FONTESportsKeeda & Zona Wrestling
Corey
Dal 2007 redattore di Zona Wrestling e autore di rubriche come il Pick The Speak, Wrestling Superstars, The Corey Side, Giro d'Italia tra le fed italiane, Uno sguardo in Italia e Coppa dei Campioni. Attualmente coordinatore ad interim del sito.
  • King Cuzzy

    Dopo aver contribuito a finire WCW e TNA vogliono il terzo round, non c’è due senza tre. Ma farsi il WWE Network e guardarsi i segmenti che li vedono protagonisti (Hogan da attore e Eric da regista) è così triste?

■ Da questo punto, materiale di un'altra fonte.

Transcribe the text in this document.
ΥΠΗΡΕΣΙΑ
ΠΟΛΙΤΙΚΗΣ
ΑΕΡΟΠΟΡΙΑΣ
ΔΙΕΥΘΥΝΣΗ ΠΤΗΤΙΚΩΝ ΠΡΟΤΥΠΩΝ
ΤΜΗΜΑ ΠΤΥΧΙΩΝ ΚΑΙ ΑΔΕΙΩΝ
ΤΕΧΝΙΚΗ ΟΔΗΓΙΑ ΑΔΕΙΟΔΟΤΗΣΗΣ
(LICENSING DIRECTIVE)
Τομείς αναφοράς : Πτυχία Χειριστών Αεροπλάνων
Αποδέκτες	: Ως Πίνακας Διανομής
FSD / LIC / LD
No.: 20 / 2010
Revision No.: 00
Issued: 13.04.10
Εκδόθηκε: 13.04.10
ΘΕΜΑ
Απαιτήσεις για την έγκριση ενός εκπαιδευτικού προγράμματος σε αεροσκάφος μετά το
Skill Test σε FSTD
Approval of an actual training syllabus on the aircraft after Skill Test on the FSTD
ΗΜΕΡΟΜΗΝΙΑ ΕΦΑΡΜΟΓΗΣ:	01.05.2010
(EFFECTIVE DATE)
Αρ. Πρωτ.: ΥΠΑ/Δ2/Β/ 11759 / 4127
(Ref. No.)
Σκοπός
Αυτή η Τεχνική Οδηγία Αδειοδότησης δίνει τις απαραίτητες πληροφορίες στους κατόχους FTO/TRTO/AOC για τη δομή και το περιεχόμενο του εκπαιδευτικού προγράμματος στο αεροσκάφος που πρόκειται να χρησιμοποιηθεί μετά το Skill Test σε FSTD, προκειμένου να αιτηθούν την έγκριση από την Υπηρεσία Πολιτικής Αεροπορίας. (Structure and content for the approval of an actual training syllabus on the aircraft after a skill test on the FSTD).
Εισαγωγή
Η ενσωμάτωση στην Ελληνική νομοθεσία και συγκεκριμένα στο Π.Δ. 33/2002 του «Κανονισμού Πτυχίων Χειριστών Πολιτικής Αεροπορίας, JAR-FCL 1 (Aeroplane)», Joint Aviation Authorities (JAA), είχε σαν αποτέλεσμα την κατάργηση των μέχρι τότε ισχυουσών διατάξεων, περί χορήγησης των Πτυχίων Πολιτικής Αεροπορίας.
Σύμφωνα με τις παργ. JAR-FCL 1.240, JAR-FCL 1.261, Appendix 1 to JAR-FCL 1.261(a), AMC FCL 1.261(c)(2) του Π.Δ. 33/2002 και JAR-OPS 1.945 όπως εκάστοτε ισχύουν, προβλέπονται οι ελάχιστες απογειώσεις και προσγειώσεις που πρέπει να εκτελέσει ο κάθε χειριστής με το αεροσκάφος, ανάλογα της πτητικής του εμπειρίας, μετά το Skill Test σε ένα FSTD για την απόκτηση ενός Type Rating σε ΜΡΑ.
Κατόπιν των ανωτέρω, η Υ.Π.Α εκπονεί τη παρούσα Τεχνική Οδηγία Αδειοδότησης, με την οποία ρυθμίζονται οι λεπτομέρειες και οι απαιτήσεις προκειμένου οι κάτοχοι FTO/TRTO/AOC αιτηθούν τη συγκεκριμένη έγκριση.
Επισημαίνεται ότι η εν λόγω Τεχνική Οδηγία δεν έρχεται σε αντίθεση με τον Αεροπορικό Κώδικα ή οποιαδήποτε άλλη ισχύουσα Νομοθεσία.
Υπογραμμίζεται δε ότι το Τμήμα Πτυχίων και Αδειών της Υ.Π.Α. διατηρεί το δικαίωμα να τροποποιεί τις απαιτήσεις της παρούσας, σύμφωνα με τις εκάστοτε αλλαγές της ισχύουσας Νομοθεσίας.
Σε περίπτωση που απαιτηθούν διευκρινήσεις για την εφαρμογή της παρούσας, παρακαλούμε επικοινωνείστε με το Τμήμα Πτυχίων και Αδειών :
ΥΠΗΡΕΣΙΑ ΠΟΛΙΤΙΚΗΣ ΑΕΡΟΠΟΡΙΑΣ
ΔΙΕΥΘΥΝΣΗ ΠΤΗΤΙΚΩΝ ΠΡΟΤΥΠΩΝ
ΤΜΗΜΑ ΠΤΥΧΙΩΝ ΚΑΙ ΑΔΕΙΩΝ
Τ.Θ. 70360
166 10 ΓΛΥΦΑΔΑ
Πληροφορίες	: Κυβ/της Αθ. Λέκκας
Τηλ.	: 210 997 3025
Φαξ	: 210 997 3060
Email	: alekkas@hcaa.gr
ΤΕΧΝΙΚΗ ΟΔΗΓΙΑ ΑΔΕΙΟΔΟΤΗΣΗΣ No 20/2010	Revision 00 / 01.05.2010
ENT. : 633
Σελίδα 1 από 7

    • Give me a Spell yeah! TFT

      Si, è triste costatare che qualunque progetto importante riguardante il wrestling, debba essere implicitamente legato a Stamford. Hogan E Bischoff hanno fatto diverse cazzate ma anche cose buone, come creare l’NWO negli anni novanta, spezzando il monopolio WWE e creando una seria alternativa che ha giovato a tutto il movimento. Oggi più che mai, c’è un serio bisogno di rinnovamento che ridesti l’attenzione attorno al wrestling. A fronte di un prodotto WWE stantio, noioso e salottiero che ha sinceramente stancato.
      Se la domanda è? E’ giusto che qualcuno cominci a guardare oltre la solita WWE? La mia risposta è sì.

      • King Cuzzy

        Io sono un sostenitore accanito della concorrenza, ma Bischoff e Hogan sono semplicemente outdated, infatti le idee buone che hai citato sono state 20 anni fa

      • 1907IceFire .

        C’è modo e modo di andare oltre la WWE, non basta rilevare una compagnia e proporre il solito sistema di titoli copiando praticamente la WWE stessa e cercando di emergere solo perchè hai Hogan (che da atleta oramai vale 0 ha solo il nome) e AA…se vuoi diventare un’alternativa alla WWE serve un progetto vero e tante tante idee innovative, devi diventare qualcosa di diverso dalla WWE e non una fotocopia piena di figurine dei fenomeni delle indy perchè a sto punto c’è NXT che attrae quasi tutti i grossi nomi…quello che ha fatto la NJPW per esempio è stato ottimo e non a caso stanno crescendo mentre quello che è stato fatto in TNA mentre c’erano loro non era nulla di spettacolare ne di innovativo…prima di avere dei nomi devi avere delle idee, servono gimmick particolari, serve un booking team di livello superiore, non basta prendere gli scarti pregiati della WWE e un po’ di atleti indy per creare un prodotto vendibile…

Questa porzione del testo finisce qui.